The physical activity milieu of children has changed over the past decades. The number of children engaging in organized physical activities has either increased or remained the same, whereas unorganized forms of physical activities, like active transport, have decreased [1
]. Less than half of Finnish primary school children reach the recommended 60 min of moderate-to-vigorous physical activity (MVPA) daily and remain sedentary for 65% of their waking time [4
]. Insufficient level of childhood physical activity is associated with metabolic risks and predicts development of metabolic diseases in adulthood [6
]. Excess sedentary behavior, defined as any waking behavior in a sitting/reclining posture with low energy expenditure, exacerbates the risks directly and/or indirectly by replacing the physical activities [9
In the modern environment, ubiquitous access to sedentary pursuits may compete with children’s’ physical activity, especially in girls and in obese children [11
]. Making physical activity fun and letting children choose their preferred forms of physical activities are methods to increase motivation towards and participation in physical activities [13
]. However, increasing physical activity while decreasing sedentary behavior during the whole day is not straightforward. At a given time-point, children can either be active or sedentary. The more fun and reinforcing the physical activity, the more likely and the longer children are willing to engage in it instead of choosing the sedentary alternative [15
]. However, participating in physical activities at a given time does not necessarily reduce the sedentary time during the whole day [13
]. The children may compensate for the increased activity time by being more sedentary outside of the physical activity session [17
]. Because the health benefits children obtain are dependent on the total daily physical activity and sedentary behaviors, it is important to consider how these behaviors interact following participation in different forms of physical activities.

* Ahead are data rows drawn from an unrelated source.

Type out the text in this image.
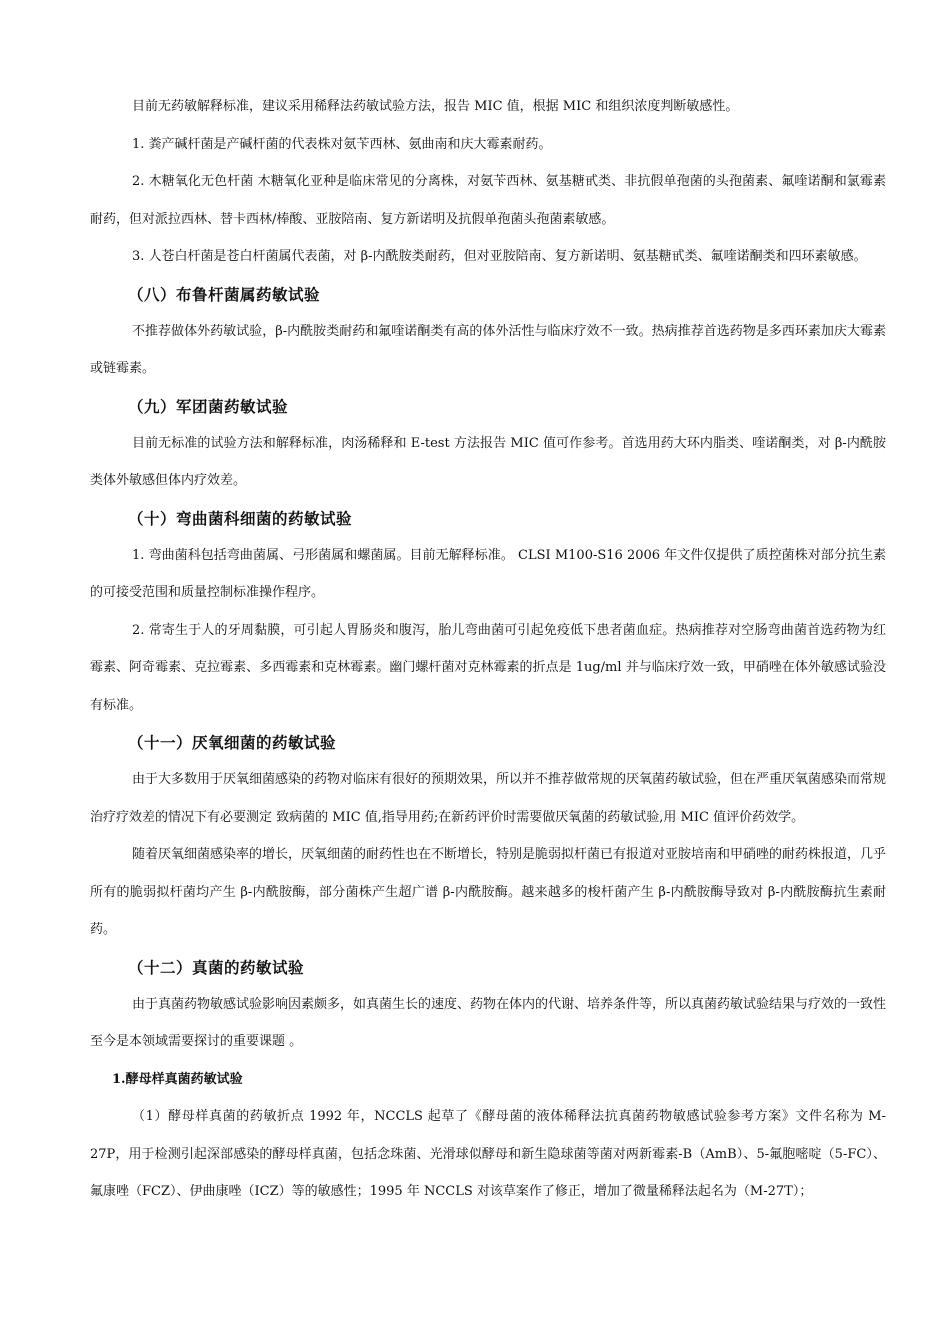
目前无药敏解释标准，建议采用稀释法药敏试验方法，报告 MIC 值，根据 MIC 和组织浓度判断敏感性。

1. 粪产碱杆菌是产碱杆菌的代表株对氨苄西林、氨曲南和庆大霉素耐药。

2. 木糖氧化无色杆菌 木糖氧化亚种是临床常见的分离株，对氨苄西林、氨基糖甙类、非抗假单孢菌的头孢菌素、氟喹诺酮和氯霉素耐药，但对派拉西林、替卡西林/棒酸、亚胺陪南、复方新诺明及抗假单孢菌头孢菌素敏感。

3. 人苍白杆菌是苍白杆菌属代表菌，对 β-内酰胺类耐药，但对亚胺陪南、复方新诺明、氨基糖甙类、氟喹诺酮类和四环素敏感。

（八）布鲁杆菌属药敏试验

不推荐做体外药敏试验，β-内酰胺类耐药和氟喹诺酮类有高的体外活性与临床疗效不一致。热病推荐首选药物是多西环素加庆大霉素或链霉素。

（九）军团菌药敏试验

目前无标准的试验方法和解释标准，肉汤稀释和 E-test 方法报告 MIC 值可作参考。首选用药大环内脂类、喹诺酮类，对 β-内酰胺类体外敏感但体内疗效差。

（十）弯曲菌科细菌的药敏试验

1. 弯曲菌科包括弯曲菌属、弓形菌属和螺菌属。目前无解释标准。 CLSI M100-S16 2006 年文件仅提供了质控菌株对部分抗生素的可接受范围和质量控制标准操作程序。

2. 常寄生于人的牙周黏膜，可引起人胃肠炎和腹泻，胎儿弯曲菌可引起免疫低下患者菌血症。热病推荐对空肠弯曲菌首选药物为红霉素、阿奇霉素、克拉霉素、多西霉素和克林霉素。幽门螺杆菌对克林霉素的折点是 1ug/ml 并与临床疗效一致，甲硝唑在体外敏感试验没有标准。

（十一）厌氧细菌的药敏试验

由于大多数用于厌氧细菌感染的药物对临床有很好的预期效果，所以并不推荐做常规的厌氧菌药敏试验，但在严重厌氧菌感染而常规治疗疗效差的情况下有必要测定 致病菌的 MIC 值,指导用药;在新药评价时需要做厌氧菌的药敏试验,用 MIC 值评价药效学。

随着厌氧细菌感染率的增长，厌氧细菌的耐药性也在不断增长，特别是脆弱拟杆菌已有报道对亚胺培南和甲硝唑的耐药株报道，几乎所有的脆弱拟杆菌均产生 β-内酰胺酶，部分菌株产生超广谱 β-内酰胺酶。越来越多的梭杆菌产生 β-内酰胺酶导致对 β-内酰胺酶抗生素耐药。

（十二）真菌的药敏试验

由于真菌药物敏感试验影响因素颇多，如真菌生长的速度、药物在体内的代谢、培养条件等，所以真菌药敏试验结果与疗效的一致性至今是本领域需要探讨的重要课题 。

1.酵母样真菌药敏试验

（1）酵母样真菌的药敏折点 1992 年，NCCLS 起草了《酵母菌的液体稀释法抗真菌药物敏感试验参考方案》文件名称为 M-27P，用于检测引起深部感染的酵母样真菌，包括念珠菌、光滑球似酵母和新生隐球菌等菌对两新霉素-B（AmB）、5-氟胞嘧啶（5-FC）、氟康唑（FCZ）、伊曲康唑（ICZ）等的敏感性；1995 年 NCCLS 对该草案作了修正，增加了微量稀释法起名为（M-27T）；
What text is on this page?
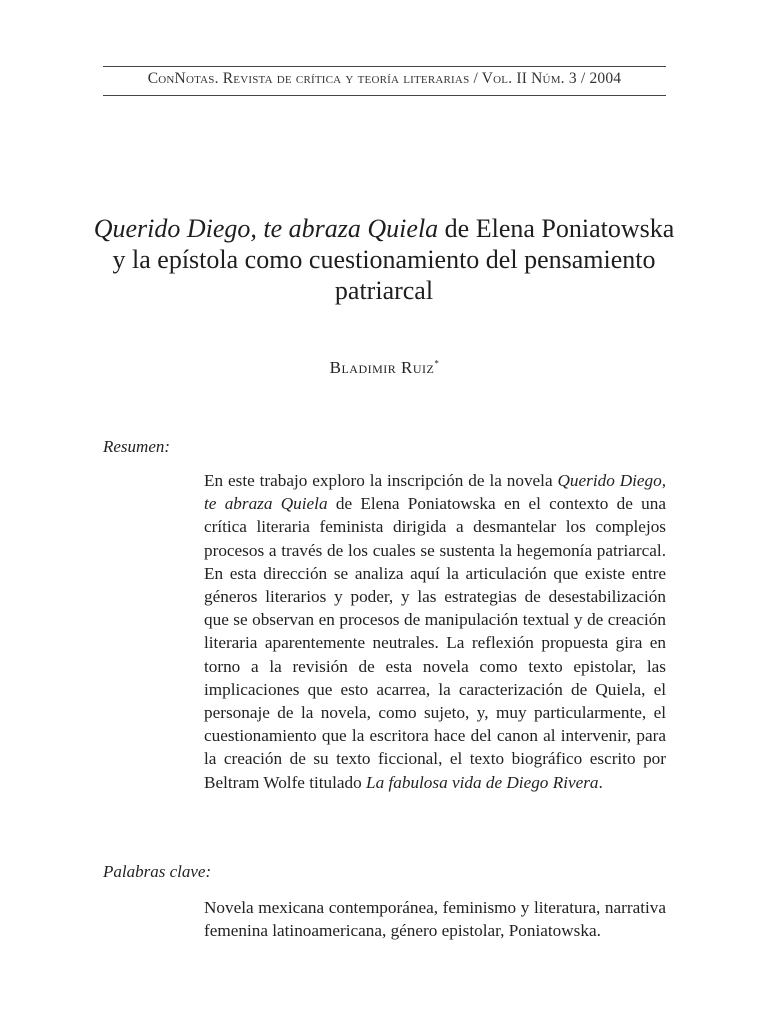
ConNotas. Revista de crítica y teoría literarias / Vol. II Núm. 3 / 2004
Querido Diego, te abraza Quiela de Elena Poniatowska y la epístola como cuestionamiento del pensamiento patriarcal
Bladimir Ruiz*
Resumen:
En este trabajo exploro la inscripción de la novela Querido Diego, te abraza Quiela de Elena Poniatowska en el contexto de una crítica literaria feminista dirigida a desmantelar los complejos procesos a través de los cuales se sustenta la hegemonía patriarcal. En esta dirección se analiza aquí la articulación que existe entre géneros literarios y poder, y las estrategias de desestabilización que se observan en procesos de manipulación textual y de creación literaria aparentemente neutrales. La reflexión propuesta gira en torno a la revisión de esta novela como texto epistolar, las implicaciones que esto acarrea, la caracterización de Quiela, el personaje de la novela, como sujeto, y, muy particularmente, el cuestionamiento que la escritora hace del canon al intervenir, para la creación de su texto ficcional, el texto biográfico escrito por Beltram Wolfe titulado La fabulosa vida de Diego Rivera.
Palabras clave:
Novela mexicana contemporánea, feminismo y literatura, narrativa femenina latinoamericana, género epistolar, Poniatowska.
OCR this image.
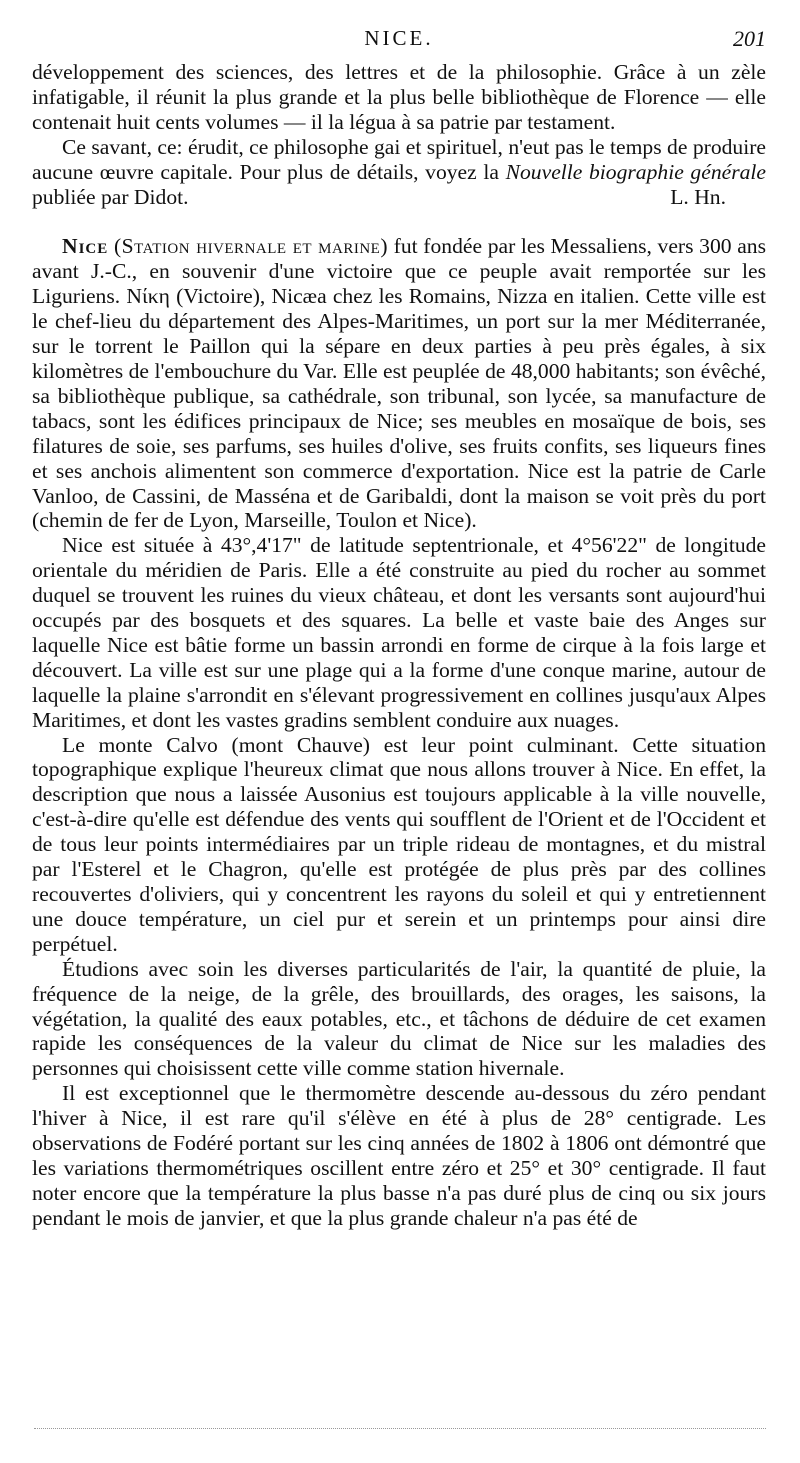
NICE.	201

développement des sciences, des lettres et de la philosophie. Grâce à un zèle infatigable, il réunit la plus grande et la plus belle bibliothèque de Florence — elle contenait huit cents volumes — il la légua à sa patrie par testament.

Ce savant, ce: érudit, ce philosophe gai et spirituel, n'eut pas le temps de produire aucune œuvre capitale. Pour plus de détails, voyez la Nouvelle biographie générale publiée par Didot.	L. Hn.

Nice (Station hivernale et marine) fut fondée par les Messaliens, vers 300 ans avant J.-C., en souvenir d'une victoire que ce peuple avait remportée sur les Liguriens. Nίκη (Victoire), Nicæa chez les Romains, Nizza en italien. Cette ville est le chef-lieu du département des Alpes-Maritimes, un port sur la mer Méditerranée, sur le torrent le Paillon qui la sépare en deux parties à peu près égales, à six kilomètres de l'embouchure du Var. Elle est peuplée de 48,000 habitants; son évêché, sa bibliothèque publique, sa cathédrale, son tribunal, son lycée, sa manufacture de tabacs, sont les édifices principaux de Nice; ses meubles en mosaïque de bois, ses filatures de soie, ses parfums, ses huiles d'olive, ses fruits confits, ses liqueurs fines et ses anchois alimentent son commerce d'exportation. Nice est la patrie de Carle Vanloo, de Cassini, de Masséna et de Garibaldi, dont la maison se voit près du port (chemin de fer de Lyon, Marseille, Toulon et Nice).

Nice est située à 43°,4'17" de latitude septentrionale, et 4°56'22" de longitude orientale du méridien de Paris. Elle a été construite au pied du rocher au sommet duquel se trouvent les ruines du vieux château, et dont les versants sont aujourd'hui occupés par des bosquets et des squares. La belle et vaste baie des Anges sur laquelle Nice est bâtie forme un bassin arrondi en forme de cirque à la fois large et découvert. La ville est sur une plage qui a la forme d'une conque marine, autour de laquelle la plaine s'arrondit en s'élevant progressivement en collines jusqu'aux Alpes Maritimes, et dont les vastes gradins semblent conduire aux nuages.

Le monte Calvo (mont Chauve) est leur point culminant. Cette situation topographique explique l'heureux climat que nous allons trouver à Nice. En effet, la description que nous a laissée Ausonius est toujours applicable à la ville nouvelle, c'est-à-dire qu'elle est défendue des vents qui soufflent de l'Orient et de l'Occident et de tous leur points intermédiaires par un triple rideau de montagnes, et du mistral par l'Esterel et le Chagron, qu'elle est protégée de plus près par des collines recouvertes d'oliviers, qui y concentrent les rayons du soleil et qui y entretiennent une douce température, un ciel pur et serein et un printemps pour ainsi dire perpétuel.

Étudions avec soin les diverses particularités de l'air, la quantité de pluie, la fréquence de la neige, de la grêle, des brouillards, des orages, les saisons, la végétation, la qualité des eaux potables, etc., et tâchons de déduire de cet examen rapide les conséquences de la valeur du climat de Nice sur les maladies des personnes qui choisissent cette ville comme station hivernale.

Il est exceptionnel que le thermomètre descende au-dessous du zéro pendant l'hiver à Nice, il est rare qu'il s'élève en été à plus de 28° centigrade. Les observations de Fodéré portant sur les cinq années de 1802 à 1806 ont démontré que les variations thermométriques oscillent entre zéro et 25° et 30° centigrade. Il faut noter encore que la température la plus basse n'a pas duré plus de cinq ou six jours pendant le mois de janvier, et que la plus grande chaleur n'a pas été de
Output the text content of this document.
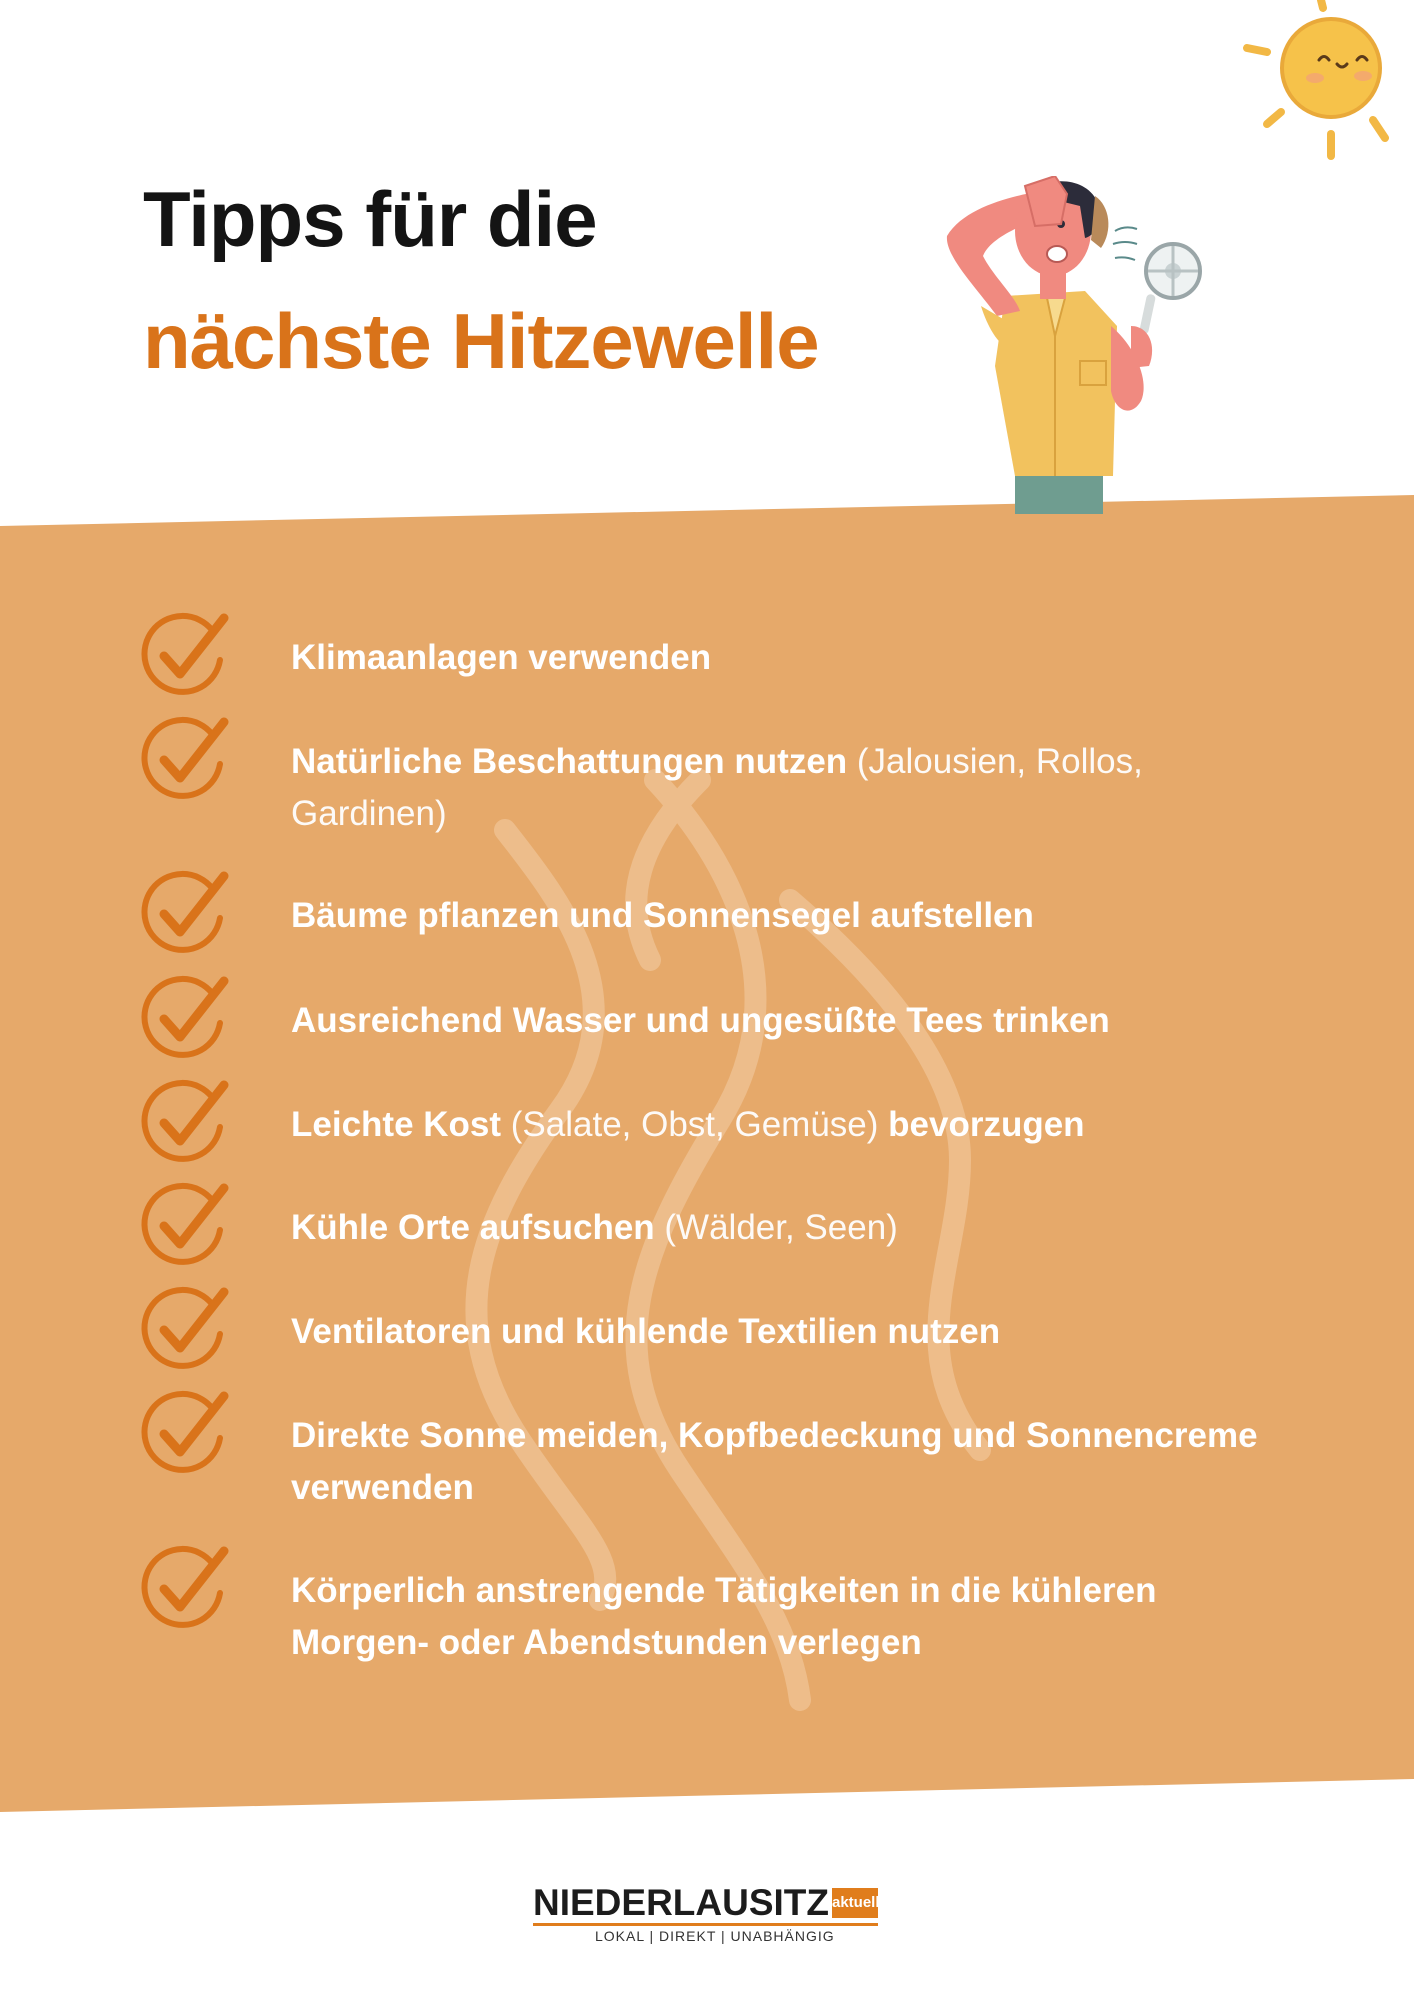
Tipps für die
nächste Hitzewelle
Klimaanlagen verwenden
Natürliche Beschattungen nutzen (Jalousien, Rollos, Gardinen)
Bäume pflanzen und Sonnensegel aufstellen
Ausreichend Wasser und ungesüßte Tees trinken
Leichte Kost (Salate, Obst, Gemüse) bevorzugen
Kühle Orte aufsuchen (Wälder, Seen)
Ventilatoren und kühlende Textilien nutzen
Direkte Sonne meiden, Kopfbedeckung und Sonnencreme verwenden
Körperlich anstrengende Tätigkeiten in die kühleren Morgen- oder Abendstunden verlegen
NIEDERLAUSITZ aktuell
LOKAL | DIREKT | UNABHÄNGIG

Having access to additional forms of physical activities would possibly prevent a decline in children’s total physical activity time. Several indoor activity park concepts have been introduced during the past years in Finland. For example, SuperPark Ltd. markets to provide a place for children and adults “to have fun, experience happiness and connect with friends” [19
]. Since its establishment in 2012, SuperPark Ltd. has opened 13 parks in Finland and one in Hong Kong, China. In 2018, they expect to have 2 million customers and aim to open 100 parks by 2022 [19
]. These numbers illustrate a demand for commercial physical activity supply, which is fun and enjoyable. Despite the potential of commercial activity parks to reduce sitting time and to increase physical activity time during the whole day, this has not been shown with objective monitoring, which was the aim of this study. By measuring habitual sitting and physical activity of children, this study tested the hypothesis that visiting SuperPark decreases sitting time and increases MVPA during the SuperPark visits and the whole day.
2. Participants and Methods
2.1. Study Design and Procedure
This study was carried out in the city of Jyväskylä, Finland, where the SuperPark Jyväskylä is located near the city center and can be accessed by foot, cycle, car, or public transport. A within subject design was utilized, where the participants’ habitual sitting and physical activity were compared between the days when they visited SuperPark to days without a SuperPark visit. A convenience sample of 15 children was recruited by randomly asking SuperPark Jyväskylä visitors, which were in the SuperPark during recruitment, to participate voluntarily. Inclusion criteria were 7–12-year-old children without any limitations for participating in vigorous physical activities and without regular (more than once per week) systematic vigorous sporting activity (like playing in a football team). Every interested and eligible participant or their parents were briefed about the protocol and gave an informed consent. The children that were in the SuperPark without their parents were required to contact their parents for permission. The ethics committee of University of Jyväskylä approved the study (JYU 10.08.2017) and participants’ parents signed an informed consent prior to the measurements. Data were collected in August–September 2017.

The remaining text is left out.